Steven: I think we did a pretty good job. [laugh] I don’t know that I have something to add there.
Lenny: Yeah. Good conversation. And I hope that we have more of them because this topic is not going away [laugh].
Steven: Next time, you can have the conversation with my simulated AI computer persona.
Lenny: I saw—I watch Product Hunt, right, every day, and get their emails. And they released one last week called Butterfly, which does train your own personal avatar off of all of your data. And it’s supposed almost like a therapy thing to kind of talk to yourself. And it probes and asked. I wasn’t quite sure. Like, when I talk to myself, that doesn't mean that I’m getting psychiatric help. It’s usually bad, right [laugh]? So...

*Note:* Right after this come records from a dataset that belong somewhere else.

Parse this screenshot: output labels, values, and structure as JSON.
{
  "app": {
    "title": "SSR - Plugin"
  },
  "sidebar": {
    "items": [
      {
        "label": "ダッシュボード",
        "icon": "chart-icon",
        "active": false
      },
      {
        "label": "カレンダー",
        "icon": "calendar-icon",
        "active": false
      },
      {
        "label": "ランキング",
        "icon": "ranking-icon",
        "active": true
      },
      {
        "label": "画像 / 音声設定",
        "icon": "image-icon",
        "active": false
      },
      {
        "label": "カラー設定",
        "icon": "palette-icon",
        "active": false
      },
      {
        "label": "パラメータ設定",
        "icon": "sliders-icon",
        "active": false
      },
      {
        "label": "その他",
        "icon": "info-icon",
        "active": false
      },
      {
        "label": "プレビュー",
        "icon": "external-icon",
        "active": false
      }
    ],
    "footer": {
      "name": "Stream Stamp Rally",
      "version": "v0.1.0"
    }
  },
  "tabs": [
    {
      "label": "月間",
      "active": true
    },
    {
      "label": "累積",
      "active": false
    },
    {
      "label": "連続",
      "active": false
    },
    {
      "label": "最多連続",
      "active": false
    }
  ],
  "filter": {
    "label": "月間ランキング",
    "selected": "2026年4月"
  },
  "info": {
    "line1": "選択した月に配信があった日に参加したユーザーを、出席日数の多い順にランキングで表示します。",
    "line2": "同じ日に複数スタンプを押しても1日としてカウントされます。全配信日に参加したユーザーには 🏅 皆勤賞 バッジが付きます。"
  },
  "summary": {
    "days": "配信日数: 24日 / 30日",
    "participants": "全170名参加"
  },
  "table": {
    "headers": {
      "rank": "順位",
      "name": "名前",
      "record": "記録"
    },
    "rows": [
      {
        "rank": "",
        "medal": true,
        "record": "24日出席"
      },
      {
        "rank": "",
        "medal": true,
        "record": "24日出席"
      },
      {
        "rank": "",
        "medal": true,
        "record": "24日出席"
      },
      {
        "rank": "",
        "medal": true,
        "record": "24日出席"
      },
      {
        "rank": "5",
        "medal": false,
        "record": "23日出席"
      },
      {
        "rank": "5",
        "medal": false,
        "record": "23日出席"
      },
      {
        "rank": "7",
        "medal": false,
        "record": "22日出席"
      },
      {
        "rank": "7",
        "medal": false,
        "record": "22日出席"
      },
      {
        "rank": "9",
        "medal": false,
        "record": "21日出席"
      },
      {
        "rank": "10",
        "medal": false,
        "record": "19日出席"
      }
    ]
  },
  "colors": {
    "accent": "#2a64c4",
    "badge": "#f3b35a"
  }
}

Steven: There’s startups out there who are doing that to create replicas of people who have died.
Lenny: Yes. Oh, I know.
Steven: Yeah.
Lenny: It’s a bad black mirror episode.
Steven: It’s—it does feel really bad.
Lenny: Yes. That truly was a bad black mirror episode. That was several [laugh]. And so... and I don’t mean bad as, like, it wasn’t high quality. Every black mirror episode is high quality. It’s bad as in like “Ugh. No. [laugh] I don’t want that.”
Steven: Yeah. I mean, interesting, on that subject, I wanted to see whether or not it could speak in my style, so I loaded up a whole bunch of stuff that I wrote. And then I talked to it, and it didn’t sound anything like me. And I was—as I was sort of sorting out what the problem was, it occurred to me that I don't write the way I talk. Nobody does.
Lenny: Mm-hm. Right.
Steven: Nobody writes the way they talk. And so it’s fundamentally flawed to assume that you can take everything that somebody’s written, and then interact with them like someone you would talk to. Now, it did a really good job, once I thought this through, writing an essay on a topic in my style and in my voice. But the notion that I could converse with it, it’s nonsensical.
Lenny: Yeah. It’s going to be interesting times.
Steven: It is interesting time.
Lenny: Yeah. Well, it already it. Well, yeah, well, I mean, it—yeah, the Chinese curse. We’ve been in interesting times for quite a while [laugh]. So...
Steven: Yes. I was telling a friend this. It’s been a long week for about twelve years now.
Lenny: [laugh]. Agreed. All right. Steven, we could go on and on about this. Thank you. Thank you so much for taking the time.
Steven: Thank you, Lenny. I really appreciate your time and inviting me on.
Lenny: And coincidentally, thank you. Dynata is a sponsor of the Greenbook Podcast, so thank you on behalf of us to Dynata. We appreciate that. And I guess other thanks should go out to our producer, Natalie; our editor, Big Bad Audio; and, of course, our listeners. Thank you so much for taking time to spend it with us. That’s it for this edition of the Greenbook Podcast. Everybody, be well. We’ll talk to you again real soon.